New Delhi: Researchers from the University of Alabama at Birmingham have described a novel preclinical drug that could have the potential to cure depression, and can battle brain injury and neurodegenerative diseases also. The study describing the findings, and titled "Systematic administration of a brain permeable Cdk5 Inhibitor Alters Neurobehaviour", was recently published in the journal Frontiers in Pharmacology


According to the study, the drug is brain-permeable, and acts to inhibit the kinase enzyme Cdk5, which is a crucial regulator of signalling in brain neurons. Kinase is an enzyme which adds chemicals called phosphates to other molecules such as sugars or proteins. These enzymes regulate the biological activity of proteins by adding phosphate groups to amino acids and use ATP, the energy currency of the cell, as the source of phosphate. This changes an inactive protein to an active one.


What Is Cdk5 Enzyme?


The Cdk5 enzyme has been implicated in neuropsychiatric and neurodegenerative conditions, including Alzheimer's disease and Parkinson's disease, in over three decades of study. When the enzyme is knocked out in mice, they are observed to become resilient to stress. Also, their cognition is enhanced, neurons protected from stroke and head trauma, and neurodegeneration reduced.

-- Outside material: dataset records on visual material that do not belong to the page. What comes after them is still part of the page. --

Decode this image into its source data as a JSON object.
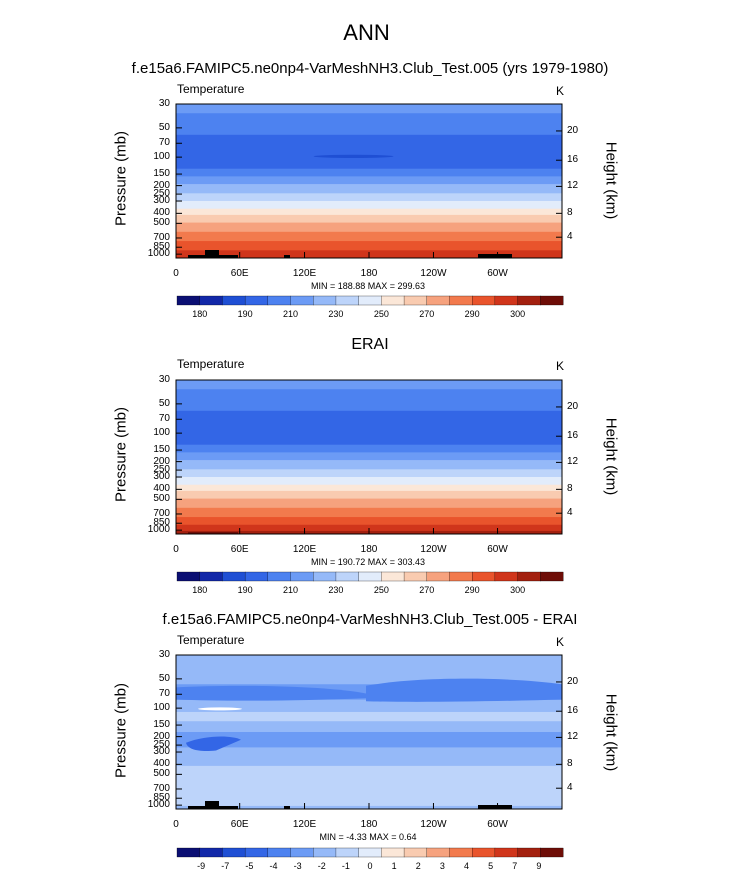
{
  "chart_data": [
    {
      "type": "heatmap",
      "title": "f.e15a6.FAMIPC5.ne0np4-VarMeshNH3.Club_Test.005 (yrs 1979-1980)",
      "variable": "Temperature",
      "units": "K",
      "ylabel": "Pressure (mb)",
      "ylabel_right": "Height (km)",
      "pressure_ticks": [
        "30",
        "50",
        "70",
        "100",
        "150",
        "200",
        "250",
        "300",
        "400",
        "500",
        "700",
        "850",
        "1000"
      ],
      "height_ticks": [
        "20",
        "16",
        "12",
        "8",
        "4"
      ],
      "x_ticks": [
        "0",
        "60E",
        "120E",
        "180",
        "120W",
        "60W"
      ],
      "minmax_text": "MIN = 188.88  MAX = 299.63",
      "colorbar_labels": [
        "180",
        "190",
        "210",
        "230",
        "250",
        "270",
        "290",
        "300"
      ]
    },
    {
      "type": "heatmap",
      "title": "ERAI",
      "variable": "Temperature",
      "units": "K",
      "ylabel": "Pressure (mb)",
      "ylabel_right": "Height (km)",
      "pressure_ticks": [
        "30",
        "50",
        "70",
        "100",
        "150",
        "200",
        "250",
        "300",
        "400",
        "500",
        "700",
        "850",
        "1000"
      ],
      "height_ticks": [
        "20",
        "16",
        "12",
        "8",
        "4"
      ],
      "x_ticks": [
        "0",
        "60E",
        "120E",
        "180",
        "120W",
        "60W"
      ],
      "minmax_text": "MIN = 190.72  MAX = 303.43",
      "colorbar_labels": [
        "180",
        "190",
        "210",
        "230",
        "250",
        "270",
        "290",
        "300"
      ]
    },
    {
      "type": "heatmap",
      "title": "f.e15a6.FAMIPC5.ne0np4-VarMeshNH3.Club_Test.005 - ERAI",
      "variable": "Temperature",
      "units": "K",
      "ylabel": "Pressure (mb)",
      "ylabel_right": "Height (km)",
      "pressure_ticks": [
        "30",
        "50",
        "70",
        "100",
        "150",
        "200",
        "250",
        "300",
        "400",
        "500",
        "700",
        "850",
        "1000"
      ],
      "height_ticks": [
        "20",
        "16",
        "12",
        "8",
        "4"
      ],
      "x_ticks": [
        "0",
        "60E",
        "120E",
        "180",
        "120W",
        "60W"
      ],
      "minmax_text": "MIN = -4.33  MAX =  0.64",
      "colorbar_labels": [
        "-9",
        "-7",
        "-5",
        "-4",
        "-3",
        "-2",
        "-1",
        "0",
        "1",
        "2",
        "3",
        "4",
        "5",
        "7",
        "9"
      ]
    }
  ],
  "main_title": "ANN",
  "palette": [
    "#0b0f73",
    "#1228a8",
    "#1f4fd4",
    "#3366e6",
    "#4d82f0",
    "#6c9bf5",
    "#95b9f8",
    "#bdd4fa",
    "#e2ecfb",
    "#fbe7d8",
    "#f9cbb0",
    "#f6a27e",
    "#f27a4d",
    "#e9542c",
    "#d0351b",
    "#a3200f",
    "#6e0d07"
  ]
}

What Happens When Cdk5 Inhibitors Are Administered?


Though inhibitors of Cdk5 can offer potential therapeutic benefits and new ways to study basic brain function, previous first- and second-generation anti-Cdk5 compounds largely get blocked at the blood brain barrier that restricts movement of solutes from the blood to the central nervous system's extracellular fluid, the study said. No Cdk5 inhibitor has been approved to treat any neuropsychiatric or degenerative disease, to date.


How Does The New Drug Function?


The researchers have reported details of their anti-Cdk5, brain-permeable compound, 25-106, in the new study, and have shown that systemic administration of the drug alters neurobehaviour in mice, and reduces anxiety-like behaviour.


In a statement released by University of Alabama at Birmingham, James Bibbs, one of the authors on the paper, said 25-106, as perhaps the first robust systemic inhibitor, represents an exciting and expandable and translatable pharmaceutical tool to study the function of Cdk5 activity in wild-type animals. He added that achieving systemic applicability may be considered a step forward toward the testing of Cdk5 Inhibitors to treat neuropsychiatric and neurodegenerative diseases. He further said this provides a promising landscape for future studies to assess the effects of brain-permeable Cdk5 inhibitors to combat stress, anxiety, depression, addiction, cancer, and neurodegeneration.


New Drug Occupies Same Binding Pocket As Well-Established Cdk5 Inhibitor


The researchers have described the synthesis of the aminopyrazole-based inhibitor, and used molecular modelling to show that 25-106 appears to occupy the same hydrophobic binding pocket as the well-established Cdk5 inhibitor roscovitine. 


The scientists also showed that 25-106 inhibited Cdk5 activity in a dose-dependent manner in brain striatal slices ex vivo, the study said. The drug was found to penetrate the brain after systemic administration into mice to inhibit Cdk5 in vivo. The researchers also measured the off-target distribution of 25-106 in the liver and kidneys. 


The mice who were administered with 25-106 were observed to show modulated neurobehaviour in the open field maze test and the tail suspension test.